Economists will spend decades trying to assess what exactly caused the housing bubble and its collapse, but Marcus Thomas LLC creative director Jim Sollisch offers an explanation you probably haven't heard yet: Blame HGTV!

If you watch shows like House Hunters, Designed to Sell and especially My House is Worth What? regularly, you know what he's talking about.

In an op-ed piece in The Wall Street Journal, Sollisch writes that "HGTV pumped up the housing bubble by parading the most mediocre, unworthy-looking homeowners into our living rooms to watch while they put their tacky, run-of-the-mill tract homes on the market for twice what they paid and then went out and bought houses with price tags too obscene to repeat. You couldn't watch these shows without concluding that you must be an idiot and a loser if you lived in a house you could actually afford."

He has a point: Another problem with HGTV is that it elevated quite a few moronic real estate agents to the title of "real estate expert." On one recent episode of My House is Worth What?, an agent told a couple that fixing up a bathroom would be a good investment provided that they "live there long enough" to recoup the money.

What? It's actually the exact opposite: If you put in a new vanity and lighting now and then sell in 15 years, there's a good chance that your updates will be dated -- and therefore worthless. You would have been much better off putting the money in a savings account. Of course what she means is that if you wait long enough and the market keeps going up, you'll still be able to make money when you sell your house: But that doesn't make remodeling an investment.
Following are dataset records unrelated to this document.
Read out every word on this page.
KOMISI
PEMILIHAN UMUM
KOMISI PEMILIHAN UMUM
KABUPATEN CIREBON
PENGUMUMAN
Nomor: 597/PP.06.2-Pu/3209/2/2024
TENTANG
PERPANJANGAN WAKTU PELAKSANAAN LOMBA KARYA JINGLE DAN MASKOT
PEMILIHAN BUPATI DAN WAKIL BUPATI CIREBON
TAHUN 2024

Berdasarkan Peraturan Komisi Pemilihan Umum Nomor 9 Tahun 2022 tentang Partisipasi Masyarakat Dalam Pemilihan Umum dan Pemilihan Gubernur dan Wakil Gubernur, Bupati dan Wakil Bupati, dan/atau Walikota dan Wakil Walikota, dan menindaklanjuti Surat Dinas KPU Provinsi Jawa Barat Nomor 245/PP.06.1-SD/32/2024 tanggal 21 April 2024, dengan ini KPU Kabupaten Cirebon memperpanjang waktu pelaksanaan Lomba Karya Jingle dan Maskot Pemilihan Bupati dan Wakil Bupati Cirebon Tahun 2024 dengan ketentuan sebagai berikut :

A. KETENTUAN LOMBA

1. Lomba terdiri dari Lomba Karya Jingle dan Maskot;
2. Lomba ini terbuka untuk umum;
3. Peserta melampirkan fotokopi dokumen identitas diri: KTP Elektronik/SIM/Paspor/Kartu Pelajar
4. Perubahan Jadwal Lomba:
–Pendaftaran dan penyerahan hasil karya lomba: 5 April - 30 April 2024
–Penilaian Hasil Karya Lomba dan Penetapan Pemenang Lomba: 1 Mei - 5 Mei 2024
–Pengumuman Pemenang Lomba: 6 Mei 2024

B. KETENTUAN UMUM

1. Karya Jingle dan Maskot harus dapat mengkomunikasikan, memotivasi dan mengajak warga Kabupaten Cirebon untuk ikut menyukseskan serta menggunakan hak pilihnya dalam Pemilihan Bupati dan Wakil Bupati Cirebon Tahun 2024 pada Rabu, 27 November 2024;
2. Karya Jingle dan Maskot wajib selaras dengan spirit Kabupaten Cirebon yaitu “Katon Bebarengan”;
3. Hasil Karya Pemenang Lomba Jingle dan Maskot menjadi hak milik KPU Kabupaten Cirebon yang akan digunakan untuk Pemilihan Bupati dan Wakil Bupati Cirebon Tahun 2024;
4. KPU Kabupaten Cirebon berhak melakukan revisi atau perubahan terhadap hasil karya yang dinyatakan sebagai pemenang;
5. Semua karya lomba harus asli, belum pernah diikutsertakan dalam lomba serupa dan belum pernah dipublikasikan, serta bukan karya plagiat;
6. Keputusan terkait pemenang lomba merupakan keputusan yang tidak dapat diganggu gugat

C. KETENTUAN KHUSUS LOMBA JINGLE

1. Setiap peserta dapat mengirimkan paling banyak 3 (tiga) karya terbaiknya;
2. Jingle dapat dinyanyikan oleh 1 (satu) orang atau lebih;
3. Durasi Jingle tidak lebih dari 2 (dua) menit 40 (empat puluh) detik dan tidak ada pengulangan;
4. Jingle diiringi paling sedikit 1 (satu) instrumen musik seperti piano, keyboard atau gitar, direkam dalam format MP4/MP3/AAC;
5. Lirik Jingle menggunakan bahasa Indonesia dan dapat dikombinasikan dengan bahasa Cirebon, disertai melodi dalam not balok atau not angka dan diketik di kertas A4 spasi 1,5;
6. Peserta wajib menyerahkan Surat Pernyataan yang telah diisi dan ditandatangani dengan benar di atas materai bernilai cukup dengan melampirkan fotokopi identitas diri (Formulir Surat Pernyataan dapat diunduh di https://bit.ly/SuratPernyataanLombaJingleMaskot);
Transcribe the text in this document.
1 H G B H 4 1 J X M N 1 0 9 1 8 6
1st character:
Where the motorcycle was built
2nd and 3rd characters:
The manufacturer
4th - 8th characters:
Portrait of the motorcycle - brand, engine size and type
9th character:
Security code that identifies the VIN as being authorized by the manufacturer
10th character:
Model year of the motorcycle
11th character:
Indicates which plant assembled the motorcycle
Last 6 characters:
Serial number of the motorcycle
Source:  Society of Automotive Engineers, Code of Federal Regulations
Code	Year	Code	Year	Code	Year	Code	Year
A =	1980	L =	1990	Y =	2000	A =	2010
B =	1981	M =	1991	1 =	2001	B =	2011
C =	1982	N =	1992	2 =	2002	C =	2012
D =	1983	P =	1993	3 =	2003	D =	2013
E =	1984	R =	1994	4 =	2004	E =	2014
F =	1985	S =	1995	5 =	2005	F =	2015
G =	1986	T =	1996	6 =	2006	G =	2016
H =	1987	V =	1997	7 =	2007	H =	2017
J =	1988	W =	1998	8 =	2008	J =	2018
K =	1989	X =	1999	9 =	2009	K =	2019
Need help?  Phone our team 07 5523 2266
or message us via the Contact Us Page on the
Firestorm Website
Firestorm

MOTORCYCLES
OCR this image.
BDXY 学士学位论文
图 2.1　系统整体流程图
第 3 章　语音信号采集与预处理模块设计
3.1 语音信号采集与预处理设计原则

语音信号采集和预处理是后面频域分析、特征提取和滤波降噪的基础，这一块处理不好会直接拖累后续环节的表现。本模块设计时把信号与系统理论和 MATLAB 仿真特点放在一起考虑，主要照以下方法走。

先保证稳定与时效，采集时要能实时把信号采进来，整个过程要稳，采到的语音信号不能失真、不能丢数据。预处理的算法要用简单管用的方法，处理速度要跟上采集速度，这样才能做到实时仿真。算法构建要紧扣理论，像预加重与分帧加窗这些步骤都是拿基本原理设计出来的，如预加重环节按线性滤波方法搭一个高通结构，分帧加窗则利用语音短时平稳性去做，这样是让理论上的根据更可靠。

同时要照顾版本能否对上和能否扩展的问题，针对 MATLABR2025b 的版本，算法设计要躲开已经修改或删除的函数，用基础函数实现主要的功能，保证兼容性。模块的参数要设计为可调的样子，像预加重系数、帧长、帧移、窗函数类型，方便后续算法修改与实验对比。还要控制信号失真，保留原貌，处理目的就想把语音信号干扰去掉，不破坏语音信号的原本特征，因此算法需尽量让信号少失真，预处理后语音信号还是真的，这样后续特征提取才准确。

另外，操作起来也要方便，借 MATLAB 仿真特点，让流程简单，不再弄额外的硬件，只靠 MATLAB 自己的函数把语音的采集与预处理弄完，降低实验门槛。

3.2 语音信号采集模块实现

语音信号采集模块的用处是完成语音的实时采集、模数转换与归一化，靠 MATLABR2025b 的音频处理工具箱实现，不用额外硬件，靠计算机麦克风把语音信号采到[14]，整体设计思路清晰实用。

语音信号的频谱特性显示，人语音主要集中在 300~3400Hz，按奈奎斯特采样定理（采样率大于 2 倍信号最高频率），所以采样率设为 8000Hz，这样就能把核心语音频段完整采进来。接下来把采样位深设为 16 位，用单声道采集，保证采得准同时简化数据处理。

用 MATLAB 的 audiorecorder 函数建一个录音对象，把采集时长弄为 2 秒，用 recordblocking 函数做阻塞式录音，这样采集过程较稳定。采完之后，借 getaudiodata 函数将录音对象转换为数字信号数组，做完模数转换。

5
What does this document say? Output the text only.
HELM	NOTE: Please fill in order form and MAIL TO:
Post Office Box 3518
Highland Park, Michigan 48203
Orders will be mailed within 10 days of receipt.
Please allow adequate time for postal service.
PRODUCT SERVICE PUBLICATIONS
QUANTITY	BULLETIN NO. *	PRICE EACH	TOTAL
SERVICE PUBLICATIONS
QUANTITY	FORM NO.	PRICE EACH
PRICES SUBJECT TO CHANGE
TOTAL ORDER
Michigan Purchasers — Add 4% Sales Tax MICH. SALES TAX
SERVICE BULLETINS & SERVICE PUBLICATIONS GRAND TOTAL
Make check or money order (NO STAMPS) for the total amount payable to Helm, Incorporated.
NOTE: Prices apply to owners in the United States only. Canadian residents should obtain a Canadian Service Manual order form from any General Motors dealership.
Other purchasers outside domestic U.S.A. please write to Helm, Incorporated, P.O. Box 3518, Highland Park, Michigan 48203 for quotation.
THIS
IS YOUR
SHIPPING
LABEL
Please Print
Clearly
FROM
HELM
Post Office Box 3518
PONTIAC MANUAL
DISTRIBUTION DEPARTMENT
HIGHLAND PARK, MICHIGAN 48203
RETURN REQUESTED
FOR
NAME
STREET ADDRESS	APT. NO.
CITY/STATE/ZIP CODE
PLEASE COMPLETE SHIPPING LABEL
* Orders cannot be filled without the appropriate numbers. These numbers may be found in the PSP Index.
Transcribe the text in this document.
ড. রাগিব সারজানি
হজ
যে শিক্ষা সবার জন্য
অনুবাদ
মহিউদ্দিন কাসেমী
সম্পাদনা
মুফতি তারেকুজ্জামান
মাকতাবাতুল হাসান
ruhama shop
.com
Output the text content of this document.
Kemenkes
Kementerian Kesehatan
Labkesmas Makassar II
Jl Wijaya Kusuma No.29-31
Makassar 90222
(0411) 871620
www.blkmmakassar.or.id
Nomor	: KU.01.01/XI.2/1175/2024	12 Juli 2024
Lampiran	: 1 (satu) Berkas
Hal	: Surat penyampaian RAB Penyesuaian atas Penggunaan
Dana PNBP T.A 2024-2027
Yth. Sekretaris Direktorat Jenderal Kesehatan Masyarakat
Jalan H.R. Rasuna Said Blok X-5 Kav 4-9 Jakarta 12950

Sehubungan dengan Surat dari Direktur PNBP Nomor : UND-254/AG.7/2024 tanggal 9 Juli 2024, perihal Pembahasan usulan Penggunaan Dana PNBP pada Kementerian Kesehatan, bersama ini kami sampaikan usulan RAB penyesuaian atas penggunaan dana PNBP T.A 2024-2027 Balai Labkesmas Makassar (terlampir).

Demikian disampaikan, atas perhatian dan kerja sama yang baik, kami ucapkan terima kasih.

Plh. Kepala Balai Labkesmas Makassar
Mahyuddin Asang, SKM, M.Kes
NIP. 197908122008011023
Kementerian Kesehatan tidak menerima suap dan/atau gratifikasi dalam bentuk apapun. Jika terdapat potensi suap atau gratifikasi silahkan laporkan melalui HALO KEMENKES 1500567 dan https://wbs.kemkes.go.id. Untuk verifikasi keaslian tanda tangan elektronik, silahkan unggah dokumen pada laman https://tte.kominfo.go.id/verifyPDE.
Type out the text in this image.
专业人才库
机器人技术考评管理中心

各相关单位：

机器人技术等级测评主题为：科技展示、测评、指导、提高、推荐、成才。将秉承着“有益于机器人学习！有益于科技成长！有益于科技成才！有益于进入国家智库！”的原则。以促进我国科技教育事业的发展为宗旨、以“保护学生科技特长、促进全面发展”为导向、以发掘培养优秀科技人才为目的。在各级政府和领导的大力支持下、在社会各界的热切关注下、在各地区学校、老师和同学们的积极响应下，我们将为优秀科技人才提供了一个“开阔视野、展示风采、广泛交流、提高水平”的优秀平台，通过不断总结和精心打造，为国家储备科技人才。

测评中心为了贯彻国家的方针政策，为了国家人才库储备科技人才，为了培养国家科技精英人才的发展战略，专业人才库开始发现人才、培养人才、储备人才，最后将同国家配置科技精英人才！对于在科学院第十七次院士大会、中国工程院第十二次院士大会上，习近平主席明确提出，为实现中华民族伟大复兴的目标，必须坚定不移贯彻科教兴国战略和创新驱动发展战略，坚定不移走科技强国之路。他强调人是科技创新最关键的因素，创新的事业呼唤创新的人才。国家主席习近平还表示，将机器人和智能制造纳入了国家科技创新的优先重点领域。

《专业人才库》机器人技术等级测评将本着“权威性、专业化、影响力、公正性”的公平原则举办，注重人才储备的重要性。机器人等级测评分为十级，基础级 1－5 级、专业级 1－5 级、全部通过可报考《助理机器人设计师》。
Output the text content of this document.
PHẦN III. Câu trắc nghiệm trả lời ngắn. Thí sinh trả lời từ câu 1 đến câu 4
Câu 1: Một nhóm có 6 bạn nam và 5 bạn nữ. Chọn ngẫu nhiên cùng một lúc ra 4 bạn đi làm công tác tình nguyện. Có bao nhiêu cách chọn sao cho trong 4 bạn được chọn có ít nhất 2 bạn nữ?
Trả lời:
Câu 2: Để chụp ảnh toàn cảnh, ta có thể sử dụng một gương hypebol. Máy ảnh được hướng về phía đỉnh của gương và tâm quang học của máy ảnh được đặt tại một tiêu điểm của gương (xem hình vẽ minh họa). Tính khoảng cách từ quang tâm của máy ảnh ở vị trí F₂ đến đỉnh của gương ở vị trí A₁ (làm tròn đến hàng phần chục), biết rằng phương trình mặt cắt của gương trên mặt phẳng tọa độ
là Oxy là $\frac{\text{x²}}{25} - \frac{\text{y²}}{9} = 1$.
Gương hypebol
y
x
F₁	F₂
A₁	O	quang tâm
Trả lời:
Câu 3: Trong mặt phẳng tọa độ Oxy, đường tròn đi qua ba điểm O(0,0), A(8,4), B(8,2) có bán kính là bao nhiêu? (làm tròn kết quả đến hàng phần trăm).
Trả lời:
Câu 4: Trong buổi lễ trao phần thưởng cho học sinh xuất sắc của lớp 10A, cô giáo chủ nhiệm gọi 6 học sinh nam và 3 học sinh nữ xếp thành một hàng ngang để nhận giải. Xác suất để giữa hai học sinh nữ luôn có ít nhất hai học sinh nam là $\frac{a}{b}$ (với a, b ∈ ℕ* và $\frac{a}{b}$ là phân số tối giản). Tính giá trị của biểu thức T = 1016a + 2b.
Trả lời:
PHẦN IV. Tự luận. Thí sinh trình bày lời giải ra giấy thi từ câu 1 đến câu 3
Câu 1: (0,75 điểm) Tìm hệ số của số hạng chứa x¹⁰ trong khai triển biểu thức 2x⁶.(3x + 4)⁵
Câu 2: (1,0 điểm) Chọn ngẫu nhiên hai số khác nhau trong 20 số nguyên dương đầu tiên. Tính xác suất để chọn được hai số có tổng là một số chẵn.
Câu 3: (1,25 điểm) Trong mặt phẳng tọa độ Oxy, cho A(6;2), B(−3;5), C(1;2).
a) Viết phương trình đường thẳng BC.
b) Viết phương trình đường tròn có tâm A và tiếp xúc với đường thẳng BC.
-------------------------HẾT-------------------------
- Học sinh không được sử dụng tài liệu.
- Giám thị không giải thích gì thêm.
HGTV continues to re-run episodes from the boom years, and some of them provide some interesting opportunities for Monday morning quarterbacking.

Back in June I wrote about an episode that featured a couple buying an investment property in Las Vegas in 2005 -- ouch! There was no discussion of rental rates and while they liked a few units they looked at, they were bothered by the noise created by all the new construction: No one could put it together that the new construction would lead to a glut of high-rises that would cause the hot market to come crashing down -- which is of course exactly what happened.

Still, I'll keep watching HGTV: As long as you realize that it's more entertaining than educational, you can learn quite a bit about how the industry (doesn't) work and what design ideas are hot and which are passé.